Um zu Geld zu kommen listete er in dem Brief jene Feinde auf, die sein Blatt "in die Knie zwingen" würden . Zu den Angreifern zählt er auch den "jüdischen Journalisten" Karl Pfeifer: " Der langjährige Redakteur der Zeitschrift der israelitischen Kultusgemeinde wurde aus Anlass des Todes von Prof. Pfeifenberger in den Reihen jener Jagdgesellschaft geortet, die den konservativen Politikwissenschafter in den Selbstmord getrieben hat", versicherte Mölzer.

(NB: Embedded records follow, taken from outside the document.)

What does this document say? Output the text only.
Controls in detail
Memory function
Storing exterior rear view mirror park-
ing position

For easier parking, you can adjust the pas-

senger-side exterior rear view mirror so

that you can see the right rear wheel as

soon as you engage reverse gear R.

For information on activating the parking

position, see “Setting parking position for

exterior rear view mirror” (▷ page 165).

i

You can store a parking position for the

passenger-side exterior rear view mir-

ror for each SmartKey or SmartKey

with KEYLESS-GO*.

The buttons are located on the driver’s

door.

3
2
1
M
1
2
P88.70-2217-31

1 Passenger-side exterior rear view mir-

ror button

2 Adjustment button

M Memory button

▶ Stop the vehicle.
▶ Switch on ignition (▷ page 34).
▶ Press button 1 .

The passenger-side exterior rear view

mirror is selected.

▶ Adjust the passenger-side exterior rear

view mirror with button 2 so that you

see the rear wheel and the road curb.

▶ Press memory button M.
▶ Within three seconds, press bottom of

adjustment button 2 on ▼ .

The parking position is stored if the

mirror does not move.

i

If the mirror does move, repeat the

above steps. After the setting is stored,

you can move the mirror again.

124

Haiders ehemaliger Kulturberater muss für seine Behauptung keinen Beweis erbringen. Sie ist nämlich seine "Meinung" und als solche von der Justiz geschützt (siehe dazu auch Kommentar Seite 6) Mölzer hat vergangene Woche einen Ehrenbeleidigungsprozess gegen Karl Pfeifer gewonnen. Ergebnis: Es ist zulässig, einen jüdischen Journalisten, der einen rechtsradikalen Professor zu Recht kritisierte, öffentlich als moralischen Mörder zu denunzieren.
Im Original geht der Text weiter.